Going back to the Four C’s : although clarity, colour and cut are equally important the first thing you will probably discuss about your diamond will be its weight. This will be expressed in carats or fractions of a carat.
So what is a carat ?
From ancient times the word has been used as a term of weight for gold and precious stones and it is thought to originate from the practice of balancing the object to be weighed against a number of seeds from the Carob tree, the weight of which is remarkably consistent.
Today a carat is accepted as 200mg or 1/5 of a gram. A carat is divided into 100 points; thus a 1/4 carat = 0.25 points.
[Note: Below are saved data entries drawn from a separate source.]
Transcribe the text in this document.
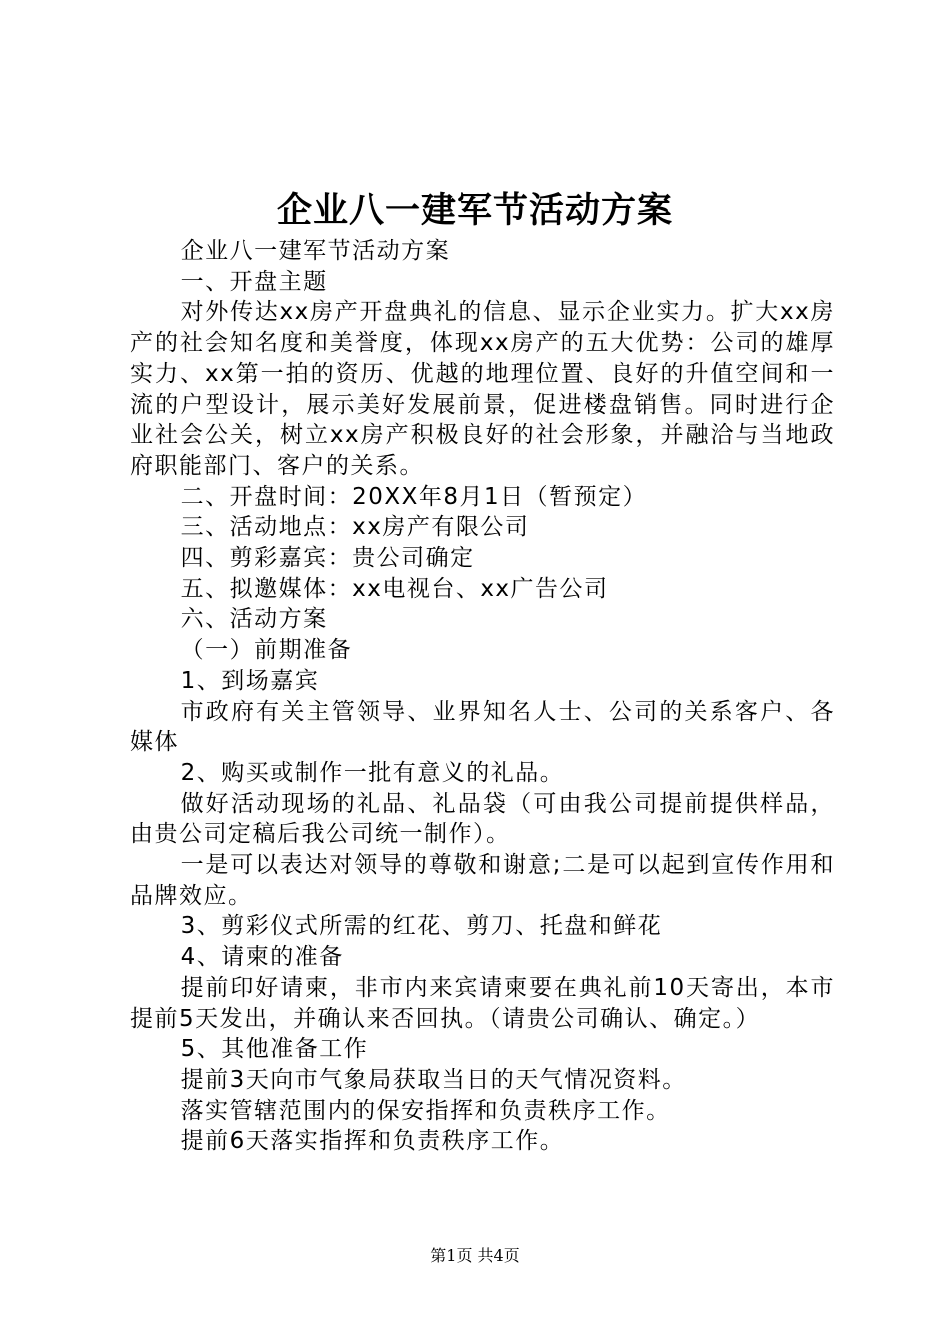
企业八一建军节活动方案

企业八一建军节活动方案

一、开盘主题

对外传达xx房产开盘典礼的信息、显示企业实力。扩大xx房产的社会知名度和美誉度，体现xx房产的五大优势：公司的雄厚实力、xx第一拍的资历、优越的地理位置、良好的升值空间和一流的户型设计，展示美好发展前景，促进楼盘销售。同时进行企业社会公关，树立xx房产积极良好的社会形象，并融洽与当地政府职能部门、客户的关系。

二、开盘时间：20XX年8月1日（暂预定）

三、活动地点：xx房产有限公司

四、剪彩嘉宾：贵公司确定

五、拟邀媒体：xx电视台、xx广告公司

六、活动方案

（一）前期准备

1、到场嘉宾

市政府有关主管领导、业界知名人士、公司的关系客户、各媒体

2、购买或制作一批有意义的礼品。

做好活动现场的礼品、礼品袋（可由我公司提前提供样品，由贵公司定稿后我公司统一制作）。

一是可以表达对领导的尊敬和谢意;二是可以起到宣传作用和品牌效应。

3、剪彩仪式所需的红花、剪刀、托盘和鲜花

4、请柬的准备

提前印好请柬，非市内来宾请柬要在典礼前10天寄出，本市提前5天发出，并确认来否回执。（请贵公司确认、确定。）

5、其他准备工作

提前3天向市气象局获取当日的天气情况资料。

落实管辖范围内的保安指挥和负责秩序工作。

提前6天落实指挥和负责秩序工作。

第1页 共4页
You will frequently see carat abbreviated as ct and point as pt.
Colour
The colour tone of a diamond is denoted by a letter of the alphabet starting at D, regarded as colourless, to Z, denoting a strong yellow. Although the absence of colour is regarded as a good thing a very strong colour will make a diamond highly desirable. A blue, green or canary yellow diamond for instance would be sought after.
In practice you will have no trouble distinguishing between a D (colourless) and say a P (very faint yellow), but to tell the difference between H and I, both near colourless, takes a great deal of expertise.
Clarity
When your diamond was formed carbon was subjected to incredibly high temperatures and pressures deep inside the earth. Ideally the process would result in a crystal clear diamond, but more often than not the result was a crystal with small marks inside it. When the rough crystal is polished these marks become apparent; they show up as black dots and are known as inclusions. Again there is an international grading system to establish the degree of clarity awarded to a stone : the greater the degree of clarity, the more desirable the stone.
There are eleven grades of clarity, from FL (flawless no inclusions) to I/3 (inclusions visible to the naked eye.)
Cut
The cut of a stone describes its shape and there are eight basic shapes.
Whatever the shape of your diamond you will find the surface covered with small flats, which are called facets. The proportions of the basic shape and the way the facets have been cut on its surface are extremely important to the amount of “life and fire” that the stone exhibits.
Why are these so important ? We will use the round / brilliant cut diamond as an example.
On the top of the diamond (the crown) there are 33 facets and on the underside (the pavilion) there are 25 facets If the proportions of the stone are correct then you have the ideal “make”.
As light passes through the crown of the diamond its path is bent and it is reflected from one facet to another inside the diamond, then reflected back through the crown to the viewer, giving it its “sparkle”. At the same time the optical properties of the stone break up the light into the colours of the spectrum, creating the “fire”. To make the most of the diamond's natural properties the angles have to be exactly right; too steep or too shallow and light will escape through the pavilion. The same principles apply to all the cuts, but some are more successful at exploiting the diamond's natural properties than others.
There is one other property worthy of mention that you will see on a diamond certificate, which is fluorescence . This is caused by trace elements of boron found in the diamond and is activated by ultra violet light. You will find it on the certificate rated as :
None, Faint, Medium, Medium blue, Strong blue, or Intense blue.
Other colours do occur but the most commonly seen is blue.